By ROB NELSON Special to the Star Tribune

Might it be a sign of the times that the year's funniest American film isn't playing in theaters? "Nancy, Please," a darkly witty farce about a university Ph.D. student who loses his dissertation notes while earning an F in human etiquette, isn't available on DVD or Blu-ray, either.

Instead, the film debuted this month on various streaming-video sites including iTunes, Xfinity on Demand and Amazon Instant Video, to name a few pay-per-view "channels" accessible via TVs, tablets, laptops and smartphones.

Benefitting from high-definition video streaming technology that barely existed several years ago (while putting the recent crop of Hollywood comedies to shame), "Nancy, Please" is Exhibit A in the burgeoning case for VOD — video on demand — as the premier alternative film platform of the future, if not the present.

First seen at the Tribeca Film Festival last year, "Nancy, Please" may have been shot on a low budget, but its joke-to-laugh ratio is unusually high, particularly for fans of comedies black enough to look like film noir. As it happens, the Nancy character (Eleonore Hendricks) is something of a femme fatale — at least by grad school standards. For reasons that remain amusingly ambiguous, she declines to lift a finger to help her former roommate, Paul (Will Rogers), locate his carefully annotated copy of Dickens' "Little Dorrit," the subject of his vitally important research.

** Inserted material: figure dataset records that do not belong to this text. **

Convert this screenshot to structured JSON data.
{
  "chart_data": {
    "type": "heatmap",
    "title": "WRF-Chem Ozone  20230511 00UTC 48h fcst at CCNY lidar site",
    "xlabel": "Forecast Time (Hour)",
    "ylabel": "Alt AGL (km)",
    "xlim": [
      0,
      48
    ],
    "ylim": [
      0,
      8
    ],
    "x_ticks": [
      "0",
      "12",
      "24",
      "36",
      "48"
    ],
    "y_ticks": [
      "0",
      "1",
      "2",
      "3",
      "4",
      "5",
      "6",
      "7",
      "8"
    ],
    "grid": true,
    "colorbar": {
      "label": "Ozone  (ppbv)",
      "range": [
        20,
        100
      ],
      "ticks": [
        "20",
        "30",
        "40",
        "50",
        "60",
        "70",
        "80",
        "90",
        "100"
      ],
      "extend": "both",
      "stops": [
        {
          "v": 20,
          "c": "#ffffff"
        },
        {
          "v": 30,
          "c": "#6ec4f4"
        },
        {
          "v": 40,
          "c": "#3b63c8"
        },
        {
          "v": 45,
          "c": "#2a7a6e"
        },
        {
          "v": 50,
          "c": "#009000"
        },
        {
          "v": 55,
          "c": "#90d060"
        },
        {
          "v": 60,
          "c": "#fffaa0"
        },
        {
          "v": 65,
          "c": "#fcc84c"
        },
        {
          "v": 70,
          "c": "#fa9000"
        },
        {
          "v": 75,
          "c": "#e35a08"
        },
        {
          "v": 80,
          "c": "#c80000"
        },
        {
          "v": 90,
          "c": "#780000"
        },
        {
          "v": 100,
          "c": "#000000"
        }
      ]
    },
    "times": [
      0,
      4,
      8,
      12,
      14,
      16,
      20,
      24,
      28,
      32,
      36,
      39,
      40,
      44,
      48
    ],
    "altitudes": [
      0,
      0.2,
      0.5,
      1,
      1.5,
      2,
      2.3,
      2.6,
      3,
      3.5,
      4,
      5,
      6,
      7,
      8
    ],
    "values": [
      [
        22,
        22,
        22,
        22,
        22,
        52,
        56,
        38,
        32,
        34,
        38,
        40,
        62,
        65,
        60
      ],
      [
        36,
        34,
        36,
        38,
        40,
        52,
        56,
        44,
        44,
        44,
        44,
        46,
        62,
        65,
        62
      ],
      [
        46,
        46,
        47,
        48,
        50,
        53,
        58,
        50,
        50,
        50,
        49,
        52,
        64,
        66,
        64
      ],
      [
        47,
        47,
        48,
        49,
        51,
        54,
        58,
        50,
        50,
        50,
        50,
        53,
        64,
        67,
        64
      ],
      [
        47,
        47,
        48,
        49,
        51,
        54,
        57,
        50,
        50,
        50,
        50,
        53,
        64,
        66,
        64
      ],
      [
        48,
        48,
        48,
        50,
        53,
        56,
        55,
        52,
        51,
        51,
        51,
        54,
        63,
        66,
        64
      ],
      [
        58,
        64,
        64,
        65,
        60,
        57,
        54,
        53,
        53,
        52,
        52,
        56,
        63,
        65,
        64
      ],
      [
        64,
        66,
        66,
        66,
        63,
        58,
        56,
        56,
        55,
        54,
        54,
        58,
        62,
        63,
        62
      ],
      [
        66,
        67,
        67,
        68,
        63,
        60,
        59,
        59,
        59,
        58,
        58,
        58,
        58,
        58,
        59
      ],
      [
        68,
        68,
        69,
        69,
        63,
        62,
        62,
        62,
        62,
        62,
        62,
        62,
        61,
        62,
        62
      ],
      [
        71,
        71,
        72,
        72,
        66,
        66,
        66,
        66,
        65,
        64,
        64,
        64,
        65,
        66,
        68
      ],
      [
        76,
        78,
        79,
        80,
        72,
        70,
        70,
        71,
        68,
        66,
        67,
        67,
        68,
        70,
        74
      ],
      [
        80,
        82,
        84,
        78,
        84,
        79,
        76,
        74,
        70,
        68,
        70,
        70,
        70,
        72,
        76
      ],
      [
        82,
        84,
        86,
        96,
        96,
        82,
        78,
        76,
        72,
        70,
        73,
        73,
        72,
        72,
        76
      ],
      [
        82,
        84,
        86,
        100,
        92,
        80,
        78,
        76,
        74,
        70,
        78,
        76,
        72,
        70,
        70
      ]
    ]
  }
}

Under the circumstances, Paul does what any deadline-sweating doctoral student would do: He breaks into Nancy's place after dark — and suffers the consequences. Directed by Brooklyn-based first-time filmmaker Andrew Semans, "Nancy, Please" is ridiculous in a deadpan sort of way, but it also works as an incisive portrait of writerly procrastination and neurotic perseverance. Evidently Paul wouldn't dream of starting over on those notes he took in the text, for that would be actual work! Instead, he endlessly obsesses over the "evil" Nancy — and grows increasingly unhinged.

"Nancy, Please" is recommended to anyone who likes to giggle, although graduate students may want to finish that pesky chapter before sitting down to watch, such is the film's capacity to make a delinquent scholar feel like a psycho.

Also new to VOD

Another hilarious indie film in the neighborhood of horror, Martin Scorsese's "After Hours" (1985), has, in the absence of a Blu-ray release, made its high-def home video debut on Vudu, Google Play and other online networks. Though it still seems a minor entry in the director's monumental body of work, this justly spruced-up cult movie — wherein Griffin Dunne's hapless New York clock-puncher struggles to find his way home — suddenly suggests a screwball "Taxi Driver," its dark SoHo streets appearing just wet enough to slip on.

The new documentary "The Iran Job" (Amazon) follows an American basketball player who takes an unlikely gig shooting hoops in the so-called axis of evil, while Calvin Lee Reeder's enjoyably trashy "The Rambler" (HitBliss) stars a slumming Dermot Mulroney in the title role of a guitar-slinging, chain-smoking good ol' boy who zigzags his way to Oregon on back roads that turn bloody.

Rob Nelson is a National Society of Film Critics member whose reviews appear regularly in the trade magazine Variety.